= T. J. Helmerich =

American musician and audio engineer

Todd Joseph “T. J.” Helmerich is an American musician and audio engineer.

Helmerich is known for developing a unique 8-finger style of playing his guitar, a technique he taught to a young Joel Hoekstra as one of his first guitar teachers. He has produced/engineered over 110 releases, working with some of the biggest names in the music industry. He has played/toured with Dweezil Zappa (Zappa Plays Zappa), Planet X (band), Autograph (American band), Paul Gilbert, Eddie Jobson, and others. He has been featured in popular guitar magazines nationally/internationally in ads, articles, reviews and lessons. Together with Australian guitarist Brett Garsed, the duo helped define the direction of instrumental guitar music throughout the 1990s and establish the genre now known as rock fusion.

Helmerich resides in North Hollywood, California. He teaches guitar and audio engineering courses at Musicians Institute in Hollywood, California, where he created their "Recording Institute of Audio Engineering" (RIT) program. He held the directors seat at RIT for 10 years and has taught at the college for over 20. He can be caught performing regularly with an "all-star" line up at the world-famous The Baked Potato club.

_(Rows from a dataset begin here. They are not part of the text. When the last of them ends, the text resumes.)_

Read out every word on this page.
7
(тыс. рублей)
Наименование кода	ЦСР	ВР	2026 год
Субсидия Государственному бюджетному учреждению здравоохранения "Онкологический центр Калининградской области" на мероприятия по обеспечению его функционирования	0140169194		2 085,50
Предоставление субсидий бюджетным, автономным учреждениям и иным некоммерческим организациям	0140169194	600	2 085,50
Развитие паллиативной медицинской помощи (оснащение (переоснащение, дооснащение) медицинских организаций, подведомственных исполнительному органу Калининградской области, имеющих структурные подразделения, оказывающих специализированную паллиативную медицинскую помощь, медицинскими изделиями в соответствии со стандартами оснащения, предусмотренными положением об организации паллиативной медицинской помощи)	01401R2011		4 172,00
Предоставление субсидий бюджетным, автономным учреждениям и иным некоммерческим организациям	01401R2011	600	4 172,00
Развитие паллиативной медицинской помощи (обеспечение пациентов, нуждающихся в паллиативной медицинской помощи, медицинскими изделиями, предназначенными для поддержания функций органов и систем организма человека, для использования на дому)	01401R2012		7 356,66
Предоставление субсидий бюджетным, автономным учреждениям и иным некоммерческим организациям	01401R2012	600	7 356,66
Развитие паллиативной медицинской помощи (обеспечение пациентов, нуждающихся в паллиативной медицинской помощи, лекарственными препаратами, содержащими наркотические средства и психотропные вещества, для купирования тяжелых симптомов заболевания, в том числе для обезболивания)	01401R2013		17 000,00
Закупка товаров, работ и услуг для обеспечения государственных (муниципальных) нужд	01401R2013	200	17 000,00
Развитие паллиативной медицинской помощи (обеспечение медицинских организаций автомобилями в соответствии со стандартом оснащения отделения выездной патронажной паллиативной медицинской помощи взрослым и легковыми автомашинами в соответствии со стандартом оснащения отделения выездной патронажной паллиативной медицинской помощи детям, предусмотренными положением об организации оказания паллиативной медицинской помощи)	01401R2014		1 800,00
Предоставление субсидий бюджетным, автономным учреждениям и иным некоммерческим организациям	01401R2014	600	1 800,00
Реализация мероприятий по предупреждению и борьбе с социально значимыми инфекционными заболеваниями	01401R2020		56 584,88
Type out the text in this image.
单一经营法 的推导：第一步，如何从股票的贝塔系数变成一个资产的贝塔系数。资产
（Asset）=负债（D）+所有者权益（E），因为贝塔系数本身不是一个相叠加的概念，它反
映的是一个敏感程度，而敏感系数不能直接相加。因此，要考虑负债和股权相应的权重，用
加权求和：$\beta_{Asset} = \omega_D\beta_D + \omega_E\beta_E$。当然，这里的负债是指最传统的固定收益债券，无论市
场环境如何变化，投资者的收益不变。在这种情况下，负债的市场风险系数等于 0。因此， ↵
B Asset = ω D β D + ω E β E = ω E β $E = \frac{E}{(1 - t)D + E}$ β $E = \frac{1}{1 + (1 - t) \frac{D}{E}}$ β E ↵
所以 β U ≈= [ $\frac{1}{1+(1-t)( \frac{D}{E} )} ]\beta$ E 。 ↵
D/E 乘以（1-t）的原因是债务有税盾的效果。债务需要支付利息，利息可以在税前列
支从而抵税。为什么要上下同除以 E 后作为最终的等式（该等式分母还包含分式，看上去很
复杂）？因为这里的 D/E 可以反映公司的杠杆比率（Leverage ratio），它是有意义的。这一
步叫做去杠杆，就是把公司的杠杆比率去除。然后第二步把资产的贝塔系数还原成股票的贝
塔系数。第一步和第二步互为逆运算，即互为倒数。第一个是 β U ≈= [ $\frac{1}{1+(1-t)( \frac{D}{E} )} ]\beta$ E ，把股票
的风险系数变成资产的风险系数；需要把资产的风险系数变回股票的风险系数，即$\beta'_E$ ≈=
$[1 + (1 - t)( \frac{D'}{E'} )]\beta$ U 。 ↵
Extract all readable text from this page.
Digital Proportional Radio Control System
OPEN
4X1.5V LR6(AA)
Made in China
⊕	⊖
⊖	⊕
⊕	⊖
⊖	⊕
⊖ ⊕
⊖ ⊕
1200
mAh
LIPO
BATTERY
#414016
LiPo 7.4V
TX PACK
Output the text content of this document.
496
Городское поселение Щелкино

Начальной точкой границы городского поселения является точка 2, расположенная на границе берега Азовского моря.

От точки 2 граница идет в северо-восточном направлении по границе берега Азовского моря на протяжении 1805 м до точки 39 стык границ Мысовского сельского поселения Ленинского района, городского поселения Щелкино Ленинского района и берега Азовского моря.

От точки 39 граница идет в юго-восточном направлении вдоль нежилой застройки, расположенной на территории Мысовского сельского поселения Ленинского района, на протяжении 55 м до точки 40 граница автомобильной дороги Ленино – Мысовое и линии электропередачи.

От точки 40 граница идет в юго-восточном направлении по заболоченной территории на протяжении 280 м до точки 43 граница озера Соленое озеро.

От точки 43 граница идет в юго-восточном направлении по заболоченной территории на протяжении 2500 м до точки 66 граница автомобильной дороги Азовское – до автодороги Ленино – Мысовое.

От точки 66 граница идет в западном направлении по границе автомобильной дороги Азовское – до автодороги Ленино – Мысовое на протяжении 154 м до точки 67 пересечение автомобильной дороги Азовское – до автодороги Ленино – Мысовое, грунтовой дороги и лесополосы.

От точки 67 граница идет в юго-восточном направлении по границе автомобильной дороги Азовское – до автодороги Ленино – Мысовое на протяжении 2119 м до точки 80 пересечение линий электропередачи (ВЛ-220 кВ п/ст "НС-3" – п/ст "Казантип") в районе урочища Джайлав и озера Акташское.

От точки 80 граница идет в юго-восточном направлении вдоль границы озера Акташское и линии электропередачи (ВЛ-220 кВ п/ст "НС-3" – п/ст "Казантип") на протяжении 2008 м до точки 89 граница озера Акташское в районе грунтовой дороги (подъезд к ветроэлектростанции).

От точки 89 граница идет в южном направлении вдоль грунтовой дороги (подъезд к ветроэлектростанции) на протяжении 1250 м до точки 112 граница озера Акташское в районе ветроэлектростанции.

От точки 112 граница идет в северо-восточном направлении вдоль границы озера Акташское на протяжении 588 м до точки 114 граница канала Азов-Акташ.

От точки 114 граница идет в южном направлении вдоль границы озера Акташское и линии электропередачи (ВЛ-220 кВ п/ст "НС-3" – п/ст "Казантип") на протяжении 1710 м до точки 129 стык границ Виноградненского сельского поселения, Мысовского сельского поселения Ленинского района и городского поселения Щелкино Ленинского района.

==Audio Engineering Credits==

Please click on the following links:

==Releases as Musician==

Helmerich has released 5 CDs with fellow guitarist Brett Garsed which are in the Rock/Jazz Fusion medium:
- Quid Pro Quo (1992)
- Exempt (1994)
- Under the Lash of Gravity (1999)
- Uncle Moe's Space Ranch (2001)
- Moe's Town (2007)

Helmerich has recorded guitar or vocals on the following releases:
- When Four Become One- (Vinyl 1985) Premonition
- Chicago's Class of 87- (Vinyl 1987) Premonition
- Dog Party Scott Henderson
- Buzz Autograph (American band)
- Guitar on the Edge (Volumes 1–3) - Legato Records
- On the Brink - Monica Mancillas
- Centrifugal Funk - Legato Records
- Goovin' In Tongues Bobby Rock
- Guitarapalooza Vol. 1- Woo Music
- The Loner-Tribute to Jeff Beck- ESC Records
- Fearless - ZIV
- Serious Young Insects Virgil Donati
- Party with Yourself- Gnaposs
- Liquid Piece of Me- Sergio Buss
- Out of Body Bobby Rock
- Go with what you know Dweezil Zappa
- Outsider- Gnaposs
- This is Fusion Guitar Tone Center Records
- Return of the Son of... Dweezil Zappa

Helmerich's album with guitarist Brett Garsed, titled Uncle Moe's Space Ranch, received the following review from John Patterson of eer-music.com: "Strictly for those hip to the trip of loud, fast, and explosive. Enjoy axes dripping with riffs, bass that delivers seismically, drums that attack the primal bedrock and keys that will tie your ears in knots. T.J. had recorded a solo to vinyl first and then T.J./DJ scratched it in for the final mix. Unreal! These guys never cease to amuse and amaze me."